I got that from a book of Zen quotes--I forget where it is from originally, but I've always liked it. I've always found it comforting to think that our scars and limitations and broken places are normal, and can be gotten past. There is a crack in everything. You don't have to be perfect. You don't have to do what you cannot do. That's how the light gets in. I once knew a man who called himself Mind Shatter. He was hiking the Appalachian Trail, and names like that were normal. He said something had made him break--he never told me what, and of course I never asked--but that when he broke, cracks formed in his mind, and through those cracks some light from inside him began to shine. He seemed perfectly sane, by the way, not "cracked" in the colloquial sense. He did, in fact, shine with a kind of relaxed friendliness. I never knew him well.
But the reason this quote, and by extension my one-time friend, Shatter, has been on my mind is that they rang the bells an campus yesterday. I never saw you at such a ceremony, but obviously you know about it. I missed it this year quite deliberately; it begins a semester I do not belong to.
A few months ago, I accidentally walked in on the bell ringing that ended the Spring semester, which I was not really part of, either.

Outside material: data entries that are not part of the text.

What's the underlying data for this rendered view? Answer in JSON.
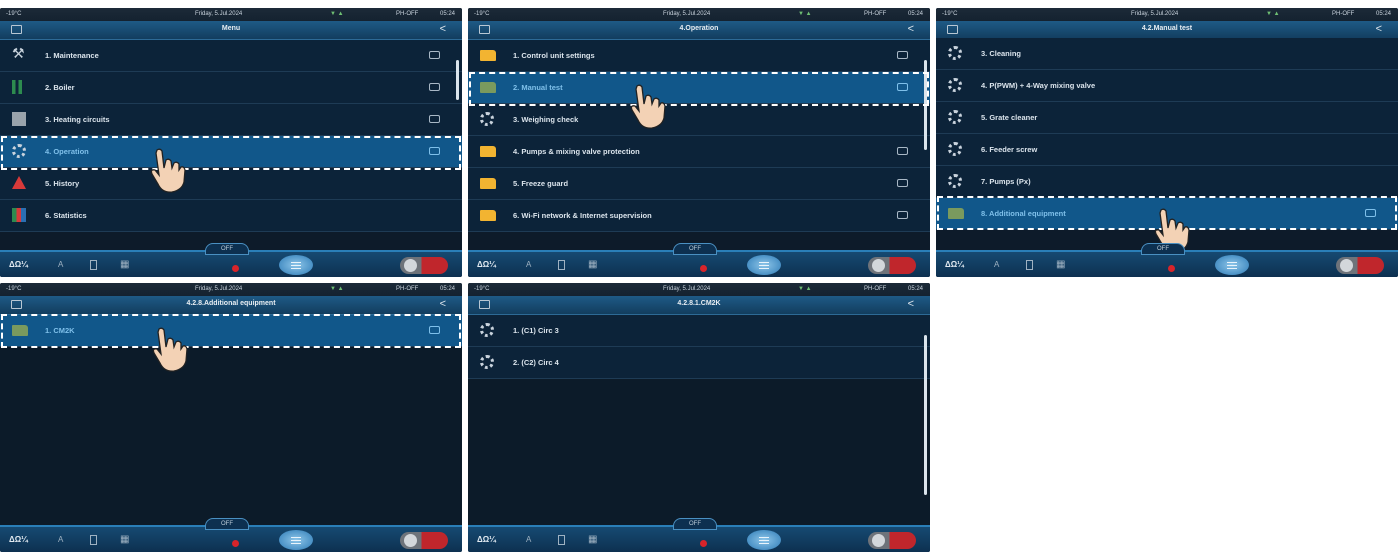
{
  "status": {
    "temp": "-19°C",
    "date": "Friday, 5.Jul.2024",
    "icons": "▼ ▲",
    "info": "PH-OFF",
    "time": "05:24"
  },
  "bottom": {
    "mode": "ΔΩ¼",
    "btn_a": "A",
    "btn_grid": "▦",
    "off": "OFF"
  },
  "screens": [
    {
      "title": "Menu",
      "back": "<",
      "items": [
        {
          "label": "1. Maintenance",
          "icon": "wrench-icon"
        },
        {
          "label": "2. Boiler",
          "icon": "boiler-icon"
        },
        {
          "label": "3. Heating circuits",
          "icon": "heating-circuit-icon"
        },
        {
          "label": "4. Operation",
          "icon": "gear-icon"
        },
        {
          "label": "5. History",
          "icon": "warning-icon"
        },
        {
          "label": "6. Statistics",
          "icon": "statistics-icon"
        }
      ]
    },
    {
      "title": "4.Operation",
      "back": "<",
      "items": [
        {
          "label": "1. Control unit settings",
          "icon": "folder-icon"
        },
        {
          "label": "2. Manual test",
          "icon": "folder-icon"
        },
        {
          "label": "3. Weighing check",
          "icon": "gear-icon"
        },
        {
          "label": "4. Pumps & mixing valve protection",
          "icon": "folder-icon"
        },
        {
          "label": "5. Freeze guard",
          "icon": "folder-icon"
        },
        {
          "label": "6. Wi-Fi network & Internet supervision",
          "icon": "folder-icon"
        }
      ]
    },
    {
      "title": "4.2.Manual test",
      "back": "<",
      "items": [
        {
          "label": "3. Cleaning",
          "icon": "gear-icon"
        },
        {
          "label": "4. P(PWM) + 4-Way mixing valve",
          "icon": "gear-icon"
        },
        {
          "label": "5. Grate cleaner",
          "icon": "gear-icon"
        },
        {
          "label": "6. Feeder screw",
          "icon": "gear-icon"
        },
        {
          "label": "7. Pumps (Px)",
          "icon": "gear-icon"
        },
        {
          "label": "8. Additional equipment",
          "icon": "folder-icon"
        }
      ]
    },
    {
      "title": "4.2.8.Additional equipment",
      "back": "<",
      "items": [
        {
          "label": "1. CM2K",
          "icon": "folder-icon"
        }
      ]
    },
    {
      "title": "4.2.8.1.CM2K",
      "back": "<",
      "items": [
        {
          "label": "1. (C1) Circ 3",
          "icon": "gear-icon"
        },
        {
          "label": "2. (C2) Circ 4",
          "icon": "gear-icon"
        }
      ]
    }
  ]
}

I've been hanging out on this campus I don't quite belong to all summer, using the internet and being available for people who know me--and some people who don't--to stop and chat. They seem to like me there. And I've hung around all summer, and now I'm watching the fall begin. I'm watching a new crop of first-year students come in, and I'm helping them sort out the printer and find their way to the Registrar's Office. They ask me; I don't know how they can tell that I know the answer, and of course sometimes I don't.
I've never spent the summer on campus before. I went away in the spring, and I returned in the fall, and one academic year turned into another while I was gone. Like how you go to sleep, and one day magically turns into another while you are sleeping. Staying here this summer has been like staying up all night, which I do very rarely, and did not do at all until I was ten or eleven years old. The way it works is you stay up, up, up up, and one, two, three in the morning, all of which are in the morning by a trick of language only, and then suddenly, around four or four-thirty, it just feels like morning. A new day has begun. A faint transparency to the night, a singing bird, confirm the issue some minutes or hours later, depending on the time of year, but after four in the morning it feels like morning, and if you wanted to go to bed that night, you know it's too late. You've stayed up all night, and seen the thing good children don't; the magic moment when one day becomes another.
There is no way to quite belong, when you see the thing bare that other people don't.
I have no idea if this is something you can identify with. I don't know how or when you sleep. I know you show up for dawn sometimes for the sake of birds, and I've seen you show up at work underslept, speaking of staying up late to work on this or that outline or assignment. I never knew whether you were up in order to work, or up for some other reason and working because you might as well. It's such a secret place, sleeplessness. That's why I stay up sometimes. That's why I won't ask whether you do, whether you like that magic moment when night turns into the next day.
I don't really belong on campus anymore, but I belong with some of the people who frequent campus, so I frequent it, too. I've heard that sometimes people ring the bells for occasions other than the beginning and end of semesters--to memorialize the fallen, for example. I've never done that, because I've never been part of the group that had lost. I entertained the possibility of ringing them at my wedding, and I might have asked if I could, if I'd gotten married anywhere near campus. If I had, would you have arrived to ring them? I think that though I'm clearly on the outside looking in, I am still on the inside of something else.